R La ricchezza dell’America, anche da un punto di vista quantitativo, si vedeva dalle fiere dei dischi, molte dedicate solo al jazz, ma il migliore negozio l’ho trovato a Milano, il Black Saint che ho già citato, senza nulla togliere a Millerecords di Roma, che ora ha chiuso. Credo altresì che vi siano più appassionati di jazz in Europa dotati di un certo spessore culturale, perché la competenza storica sul jazz è assai più diffusa da noi. Negli Stati Uniti per lavoro ho conosciuto molta gente, ma nessuno era esperto o amante del jazz. Mentre da noi il jazz resta magari un fatto elitario a livello di numeri, ma che attraversa tutte le classi sociali, da loro non era così ed era limitato a certi ambienti.

D Oltre la musica, il jazz ha un forte impatto visivo grazie alle copertine dei dischi; tu, da autentico conoscitore, quale preferisci?
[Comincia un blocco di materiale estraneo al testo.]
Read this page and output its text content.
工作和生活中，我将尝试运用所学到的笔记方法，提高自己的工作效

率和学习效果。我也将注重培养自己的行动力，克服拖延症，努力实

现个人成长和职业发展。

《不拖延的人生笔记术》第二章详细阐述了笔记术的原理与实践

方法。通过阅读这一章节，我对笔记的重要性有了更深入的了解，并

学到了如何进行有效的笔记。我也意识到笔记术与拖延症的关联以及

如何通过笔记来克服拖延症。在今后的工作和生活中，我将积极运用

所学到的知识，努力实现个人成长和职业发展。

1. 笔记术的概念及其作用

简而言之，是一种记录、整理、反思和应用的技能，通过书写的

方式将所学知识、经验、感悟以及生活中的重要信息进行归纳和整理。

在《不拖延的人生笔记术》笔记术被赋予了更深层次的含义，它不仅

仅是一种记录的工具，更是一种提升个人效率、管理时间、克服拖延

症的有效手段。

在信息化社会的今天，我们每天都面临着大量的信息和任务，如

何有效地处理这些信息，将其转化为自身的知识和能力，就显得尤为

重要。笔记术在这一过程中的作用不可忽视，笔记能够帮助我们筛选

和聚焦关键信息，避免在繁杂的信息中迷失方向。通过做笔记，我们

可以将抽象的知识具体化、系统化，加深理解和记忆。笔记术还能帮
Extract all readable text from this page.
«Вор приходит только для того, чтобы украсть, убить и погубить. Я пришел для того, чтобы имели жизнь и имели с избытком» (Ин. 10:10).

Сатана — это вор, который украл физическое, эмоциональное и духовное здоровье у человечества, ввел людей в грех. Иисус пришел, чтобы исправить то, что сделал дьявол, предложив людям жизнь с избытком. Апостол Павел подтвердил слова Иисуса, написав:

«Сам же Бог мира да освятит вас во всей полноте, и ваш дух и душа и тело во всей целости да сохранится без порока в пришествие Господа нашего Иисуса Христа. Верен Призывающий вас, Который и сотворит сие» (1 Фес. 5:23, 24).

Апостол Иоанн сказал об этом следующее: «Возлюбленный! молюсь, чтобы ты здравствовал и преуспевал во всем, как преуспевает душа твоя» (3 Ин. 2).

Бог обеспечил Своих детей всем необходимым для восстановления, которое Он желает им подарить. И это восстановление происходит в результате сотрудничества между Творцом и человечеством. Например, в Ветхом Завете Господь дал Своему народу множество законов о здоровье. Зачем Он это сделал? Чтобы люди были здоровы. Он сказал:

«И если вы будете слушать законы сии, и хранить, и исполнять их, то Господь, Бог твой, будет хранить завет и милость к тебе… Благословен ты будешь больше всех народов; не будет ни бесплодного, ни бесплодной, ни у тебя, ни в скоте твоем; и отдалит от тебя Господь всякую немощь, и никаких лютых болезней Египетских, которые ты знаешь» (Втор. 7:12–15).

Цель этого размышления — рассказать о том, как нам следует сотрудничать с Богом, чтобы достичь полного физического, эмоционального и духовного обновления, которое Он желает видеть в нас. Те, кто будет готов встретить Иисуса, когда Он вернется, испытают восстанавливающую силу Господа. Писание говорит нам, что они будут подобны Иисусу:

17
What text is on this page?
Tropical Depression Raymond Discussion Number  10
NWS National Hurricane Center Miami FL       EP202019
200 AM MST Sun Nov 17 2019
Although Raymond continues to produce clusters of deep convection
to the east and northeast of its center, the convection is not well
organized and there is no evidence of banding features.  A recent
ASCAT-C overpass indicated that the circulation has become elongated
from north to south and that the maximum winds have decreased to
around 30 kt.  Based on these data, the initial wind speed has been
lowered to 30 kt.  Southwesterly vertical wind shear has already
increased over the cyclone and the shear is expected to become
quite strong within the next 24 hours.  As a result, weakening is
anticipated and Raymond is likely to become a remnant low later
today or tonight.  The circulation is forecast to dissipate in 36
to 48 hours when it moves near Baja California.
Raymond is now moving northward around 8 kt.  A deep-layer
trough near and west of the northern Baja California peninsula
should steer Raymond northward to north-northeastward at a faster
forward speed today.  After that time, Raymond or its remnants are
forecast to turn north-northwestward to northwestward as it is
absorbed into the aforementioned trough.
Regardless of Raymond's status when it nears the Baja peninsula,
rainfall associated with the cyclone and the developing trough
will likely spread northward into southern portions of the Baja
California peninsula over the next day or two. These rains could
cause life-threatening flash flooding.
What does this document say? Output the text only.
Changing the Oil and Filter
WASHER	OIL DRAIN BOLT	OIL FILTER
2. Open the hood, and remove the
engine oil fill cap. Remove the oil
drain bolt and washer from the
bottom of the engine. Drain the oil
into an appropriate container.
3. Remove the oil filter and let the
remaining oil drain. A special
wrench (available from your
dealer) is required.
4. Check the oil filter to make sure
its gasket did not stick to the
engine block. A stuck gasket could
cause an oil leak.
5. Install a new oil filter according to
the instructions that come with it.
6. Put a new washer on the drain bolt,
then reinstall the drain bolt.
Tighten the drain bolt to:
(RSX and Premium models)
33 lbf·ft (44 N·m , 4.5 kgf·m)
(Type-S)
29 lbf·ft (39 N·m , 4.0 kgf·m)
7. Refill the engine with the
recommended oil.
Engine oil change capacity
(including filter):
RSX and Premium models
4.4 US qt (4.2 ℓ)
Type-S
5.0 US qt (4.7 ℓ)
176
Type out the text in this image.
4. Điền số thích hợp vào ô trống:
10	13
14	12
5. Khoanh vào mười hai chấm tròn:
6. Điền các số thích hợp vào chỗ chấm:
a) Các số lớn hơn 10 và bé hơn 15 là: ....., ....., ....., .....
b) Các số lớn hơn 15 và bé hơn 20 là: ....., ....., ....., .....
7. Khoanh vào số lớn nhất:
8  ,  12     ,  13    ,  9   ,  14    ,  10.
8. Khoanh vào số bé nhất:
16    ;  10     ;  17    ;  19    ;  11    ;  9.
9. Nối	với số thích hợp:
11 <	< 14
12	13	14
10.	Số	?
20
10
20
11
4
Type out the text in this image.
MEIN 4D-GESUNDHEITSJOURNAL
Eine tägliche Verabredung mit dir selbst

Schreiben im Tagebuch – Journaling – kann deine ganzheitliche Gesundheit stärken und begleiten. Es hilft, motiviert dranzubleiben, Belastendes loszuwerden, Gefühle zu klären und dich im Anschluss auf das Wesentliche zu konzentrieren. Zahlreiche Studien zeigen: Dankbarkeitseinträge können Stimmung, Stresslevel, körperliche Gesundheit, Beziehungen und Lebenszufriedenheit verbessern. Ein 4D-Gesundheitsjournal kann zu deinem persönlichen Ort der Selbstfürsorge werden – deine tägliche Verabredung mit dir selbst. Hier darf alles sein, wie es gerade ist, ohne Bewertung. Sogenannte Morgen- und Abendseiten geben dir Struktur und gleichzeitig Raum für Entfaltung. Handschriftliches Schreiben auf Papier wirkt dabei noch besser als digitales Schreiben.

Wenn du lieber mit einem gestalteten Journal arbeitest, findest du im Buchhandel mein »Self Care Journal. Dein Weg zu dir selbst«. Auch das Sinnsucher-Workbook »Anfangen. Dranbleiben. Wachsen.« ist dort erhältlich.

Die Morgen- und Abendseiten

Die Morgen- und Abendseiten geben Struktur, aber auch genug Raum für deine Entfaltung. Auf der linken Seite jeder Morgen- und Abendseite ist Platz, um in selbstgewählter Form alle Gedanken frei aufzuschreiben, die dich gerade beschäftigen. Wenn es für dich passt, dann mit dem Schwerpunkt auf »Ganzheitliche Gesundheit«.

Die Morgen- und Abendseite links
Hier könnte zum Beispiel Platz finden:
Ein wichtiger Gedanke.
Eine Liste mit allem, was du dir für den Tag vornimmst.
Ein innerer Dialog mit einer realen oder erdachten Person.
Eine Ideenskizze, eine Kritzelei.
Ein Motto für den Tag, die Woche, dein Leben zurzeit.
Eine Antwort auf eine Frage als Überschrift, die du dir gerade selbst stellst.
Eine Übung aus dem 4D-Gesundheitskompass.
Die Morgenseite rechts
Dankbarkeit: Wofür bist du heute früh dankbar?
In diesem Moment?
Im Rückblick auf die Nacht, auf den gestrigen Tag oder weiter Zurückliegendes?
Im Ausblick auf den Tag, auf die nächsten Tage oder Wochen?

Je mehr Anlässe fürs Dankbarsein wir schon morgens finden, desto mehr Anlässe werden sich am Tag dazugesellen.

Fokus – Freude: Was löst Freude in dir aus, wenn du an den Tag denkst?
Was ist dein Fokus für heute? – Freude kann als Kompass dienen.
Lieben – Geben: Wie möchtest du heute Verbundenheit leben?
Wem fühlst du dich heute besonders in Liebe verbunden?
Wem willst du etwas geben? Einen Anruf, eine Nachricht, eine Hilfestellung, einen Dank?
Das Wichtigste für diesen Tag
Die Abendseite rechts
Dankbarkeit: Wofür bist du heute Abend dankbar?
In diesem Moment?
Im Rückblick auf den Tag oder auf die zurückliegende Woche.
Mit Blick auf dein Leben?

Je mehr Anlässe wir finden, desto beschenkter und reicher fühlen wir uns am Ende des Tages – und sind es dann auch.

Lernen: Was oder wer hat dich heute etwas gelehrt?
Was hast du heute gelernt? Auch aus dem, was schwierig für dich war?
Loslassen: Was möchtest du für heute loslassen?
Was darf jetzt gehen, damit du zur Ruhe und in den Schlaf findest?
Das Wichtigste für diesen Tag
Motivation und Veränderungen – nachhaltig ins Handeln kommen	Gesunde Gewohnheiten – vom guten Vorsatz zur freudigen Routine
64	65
R Mi viene subito in mente una Billie Holiday disegnata per una collezione di Norman Grantz. Oppure il connubio tra grafica e fotografica alla Blue Note Records grazie a Francis Wolff o ancora i ritratti in bianco e nero per i 33 giri della ESP Records. Una volta a Pittsburgh andai a visitare l’Andy Warhol Museum dov’era in corso una bellissima mostra dal titolo Records Cover Art, dove era appese ai muri le più belle e famose copertine suddivise per casa discografica. E grande spazio era riservato a David Stone Martin della CLEF che per me resta il miglior illustratore di dischi jazz EP e LP.